1.4k views Asked by At

Add just this one quad to an empty store:

<http://x.com/s> <http://x.com/p> 2 <http://x.com/g> .

Then execute this SPARQL query (taken from per Bob DuCharme's book 'Learning SPARQL', so this must be standard SPARQL for retrieving all quads across the dataset, regardless of implementation, right!?):

SELECT ?g ?s ?p ?o
WHERE {
{ ?s ?p ?o }
UNION
{ GRAPH ?g { ?s ?p ?o } } }

But Jena and Sesame reply with different answers!!? Here's what I see:

Jena Fuseki console on Tomcat 6.0.37 (version 2.10.0 - out-of-the-box, no configuration changes!) - (the correct answer as I understand things):

--------------------------------------------------------------
| g                | s                | p                | o |
==============================================================
| <http://x.com/g> | <http://x.com/s> | <http://x.com/p> | 2 |
--------------------------------------------------------------

Sesame Workbench on Tomcat 6.0.37 (version 2.7.3 - out-of-the-box, no configuration changes!): Just used the 'Add' feature in workbench to manually add the above quad (with 'N-Quad' selected in the 'Data format' dropdown box), in the 'Enter the RDF data you wish to upload' edit box, then running the above query:

--------------------------------------------------------------
| g                | s                | p                | o |
==============================================================
|                  | <http://x.com/s> | <http://x.com/p> | 2 |
| <http://x.com/g> | <http://x.com/s> | <http://x.com/p> | 2 |
--------------------------------------------------------------

So this is kinda scary for someone starting to look at RDF - what am I missing here?
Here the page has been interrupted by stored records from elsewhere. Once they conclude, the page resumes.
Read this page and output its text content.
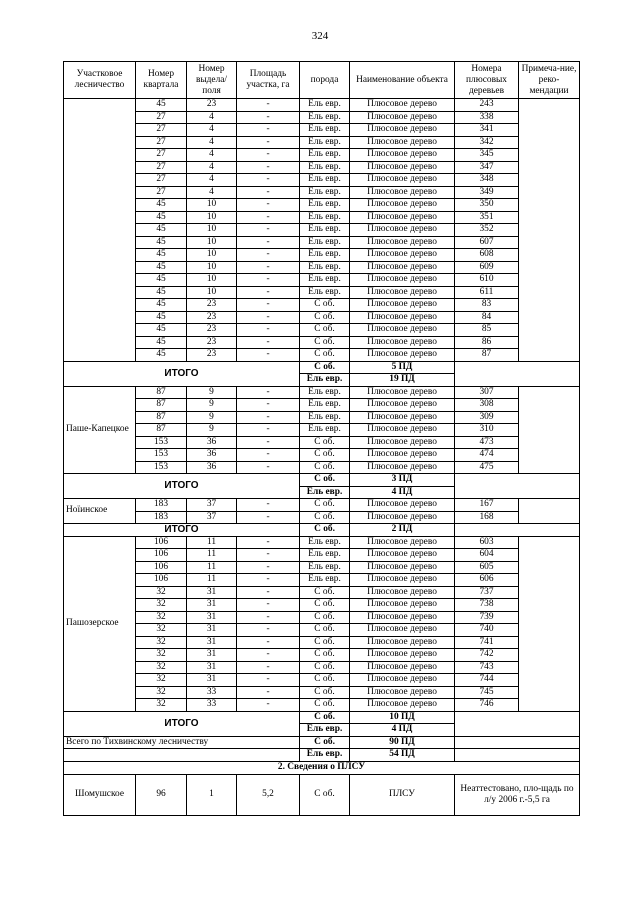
324
Участковое лесничество	Номер квартала	Номер выдела/ поля	Площадь участка, га	порода	Наименование объекта	Номера плюсовых деревьев	Примеча-ние, реко-мендации
	45	23	-	Ель евр.	Плюсовое дерево	243	
	27	4	-	Ель евр.	Плюсовое дерево	338	
	27	4	-	Ель евр.	Плюсовое дерево	341	
	27	4	-	Ель евр.	Плюсовое дерево	342	
	27	4	-	Ель евр.	Плюсовое дерево	345	
	27	4	-	Ель евр.	Плюсовое дерево	347	
	27	4	-	Ель евр.	Плюсовое дерево	348	
	27	4	-	Ель евр.	Плюсовое дерево	349	
	45	10	-	Ель евр.	Плюсовое дерево	350	
	45	10	-	Ель евр.	Плюсовое дерево	351	
	45	10	-	Ель евр.	Плюсовое дерево	352	
	45	10	-	Ель евр.	Плюсовое дерево	607	
	45	10	-	Ель евр.	Плюсовое дерево	608	
	45	10	-	Ель евр.	Плюсовое дерево	609	
	45	10	-	Ель евр.	Плюсовое дерево	610	
	45	10	-	Ель евр.	Плюсовое дерево	611	
	45	23	-	С об.	Плюсовое дерево	83	
	45	23	-	С об.	Плюсовое дерево	84	
	45	23	-	С об.	Плюсовое дерево	85	
	45	23	-	С об.	Плюсовое дерево	86	
	45	23	-	С об.	Плюсовое дерево	87	
ИТОГО				С об.	5 ПД		
				Ель евр.	19 ПД		
Паше-Капецкое	87	9	-	Ель евр.	Плюсовое дерево	307	
	87	9	-	Ель евр.	Плюсовое дерево	308	
	87	9	-	Ель евр.	Плюсовое дерево	309	
	87	9	-	Ель евр.	Плюсовое дерево	310	
	153	36	-	С об.	Плюсовое дерево	473	
	153	36	-	С об.	Плюсовое дерево	474	
	153	36	-	С об.	Плюсовое дерево	475	
ИТОГО				С об.	3 ПД		
				Ель евр.	4 ПД		
Ноїинское	183	37	-	С об.	Плюсовое дерево	167	
	183	37	-	С об.	Плюсовое дерево	168	
ИТОГО				С об.	2 ПД		
Пашозерское	106	11	-	Ель евр.	Плюсовое дерево	603	
	106	11	-	Ель евр.	Плюсовое дерево	604	
	106	11	-	Ель евр.	Плюсовое дерево	605	
	106	11	-	Ель евр.	Плюсовое дерево	606	
	32	31	-	С об.	Плюсовое дерево	737	
	32	31	-	С об.	Плюсовое дерево	738	
	32	31	-	С об.	Плюсовое дерево	739	
	32	31	-	С об.	Плюсовое дерево	740	
	32	31	-	С об.	Плюсовое дерево	741	
	32	31	-	С об.	Плюсовое дерево	742	
	32	31	-	С об.	Плюсовое дерево	743	
	32	31	-	С об.	Плюсовое дерево	744	
	32	33	-	С об.	Плюсовое дерево	745	
	32	33	-	С об.	Плюсовое дерево	746	
ИТОГО				С об.	10 ПД		
				Ель евр.	4 ПД		
Всего по Тихвинскому лесничеству				С об.	90 ПД		
				Ель евр.	54 ПД		
2. Сведения о ПЛСУ							
Шомушское	96	1	5,2	С об.	ПЛСУ	Неаттестовано, пло-щадь по л/у 2006 г.-5,5 га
I assume Sesame can't be 'wrong' - so it must be my 'interpretation' I suppose (or Bob's query isn't 'standard SPARQL', and so different implementations are free to return different results) - any enlightenment would be very welcome :) !

1

There are 1 answers

2
Jeen Broekstra On BEST ANSWER

As @Joshua Taylor points out in his comment, the cause is that Sesame and Jena use a different interpretation of default graph.
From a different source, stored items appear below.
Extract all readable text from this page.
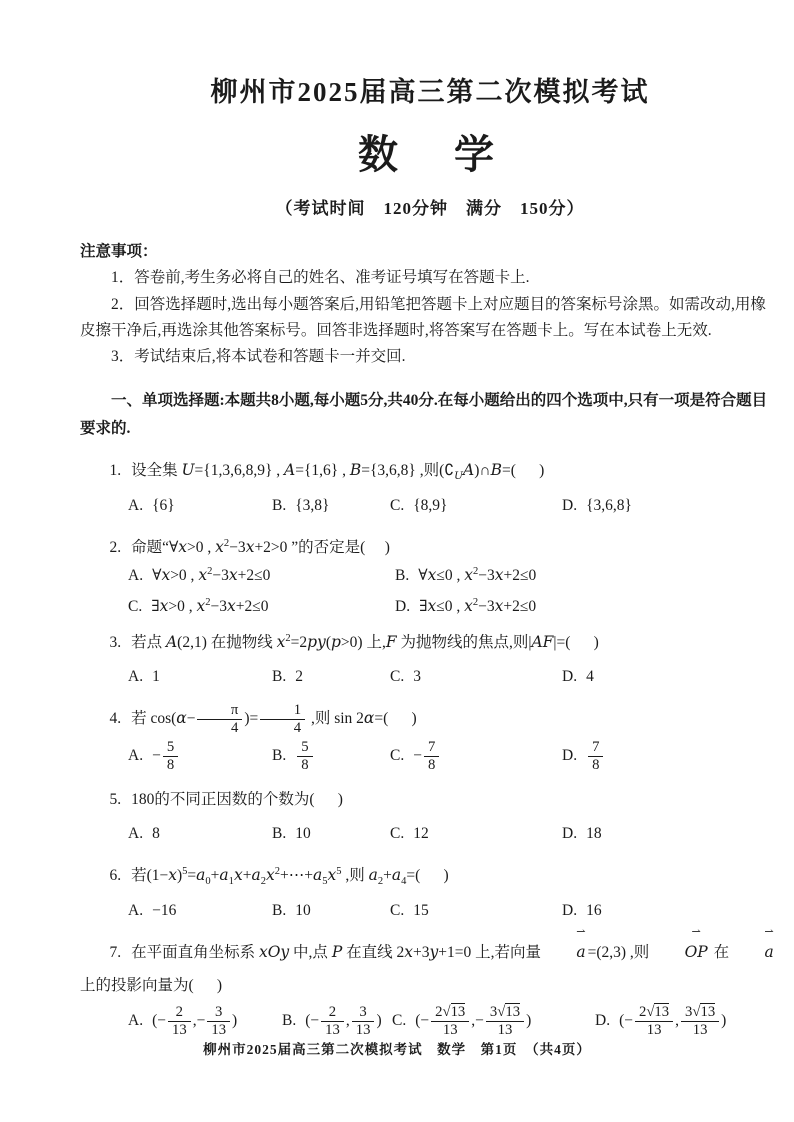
柳州市2025届高三第二次模拟考试
数　学
（考试时间　120分钟　满分　150分）

注意事项：

1．答卷前,考生务必将自己的姓名、准考证号填写在答题卡上.

2．回答选择题时,选出每小题答案后,用铅笔把答题卡上对应题目的答案标号涂黑。如需改动,用橡皮擦干净后,再选涂其他答案标号。回答非选择题时,将答案写在答题卡上。写在本试卷上无效.

3．考试结束后,将本试卷和答题卡一并交回.

一、单项选择题:本题共8小题,每小题5分,共40分.在每小题给出的四个选项中,只有一项是符合题目要求的.

1. 设全集 U={1,3,6,8,9} , A={1,6} , B={3,6,8} ,则$(∁_UA)\cap B=$(      )
A. {6}	B. {3,8}	C. {8,9}	D. {3,6,8}
2. 命题“∀x>0 , $x^2-3x+2>0$ ”的否定是(     )
A. ∀x>0 , $x^2-3x+2\le 0$	B. ∀x≤0 , $x^2-3x+2\le 0$
C. ∃x>0 , $x^2-3x+2\le 0$	D. ∃x≤0 , $x^2-3x+2\le 0$
3. 若点 A(2,1) 在抛物线 $x^2=2py(p>0)$ 上,F 为抛物线的焦点,则|AF|=(      )
A. 1	B. 2	C. 3	D. 4
4. 若 $\cos(\alpha- \frac{\pi}{4}$ )= $\frac{1}{4}$ ,则 sin 2α=(      )
A. − $\frac{5}{8}$	B. $\frac{5}{8}$	C. − $\frac{7}{8}$	D. $\frac{7}{8}$
5. 180的不同正因数的个数为(      )
A. 8	B. 10	C. 12	D. 18
6. 若$(1-x)^5=a_0+a_1x+a_2x^2+\cdots+a_5x^5$ ,则 $a_2+a_4=$(      )
A. −16	B. 10	C. 15	D. 16
7. 在平面直角坐标系 xOy 中,点 P 在直线 2x+3y+1=0 上,若向量 ⇀ a =(2,3) ,则 ⇀ OP 在 ⇀ a 上的投影向量为(      )
A. (− $\frac{2}{13}$ ,− $\frac{3}{13}$ )	B. (− $\frac{2}{13}$ , $\frac{3}{13}$ ) C. (− $\frac{2√13}{13}$ ,− $\frac{3√13}{13}$ )	D. (− $\frac{2√13}{13}$ , $\frac{3√13}{13}$ )
柳州市2025届高三第二次模拟考试　数学　第1页　（共4页）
In Sesame, the entire repository is considered the default graph: all statements in all named graphs as well as all statements without a named graph. Therefore, the first argument of your union, which queries the default graph, succeeds and binds ?s, ?p and ?o (but not ?g). The second argument of your union obviously succeeds as well because the original quad is of course in a named graph, and therefore you get two answers.

Jena uses an "exclusive" default graph by default: only statements that are not explicitly added to any particular named graph are in the default graph. Therefore, in Jena, the first part of your union fails (there are no matching statements in Jena's default graph), the second part succeeds, and you therefore only get 1 result.

Strange as it may sound, both are correct. The difference is simply in how the dataset on which the query is executed is set up.

Of course, there are ways to deal with this. In both Jena and Sesame, you can add FROM (NAMED) clauses to make it explicit what the queried dataset is (Sesame offers the sesame:nil graph name to explicitly query those statements that have no named graph associated). Alternatively, you can programmatically modify the dataset definition on which a query is executed. The precise mechanisms in Jena and Sesame are a bit different, but they both have the option (in Sesame, you can create and supply a Dataset object with your query before executing, in Jena I believe you can reconfigure the actual store or model on which you execute the query to behave differently).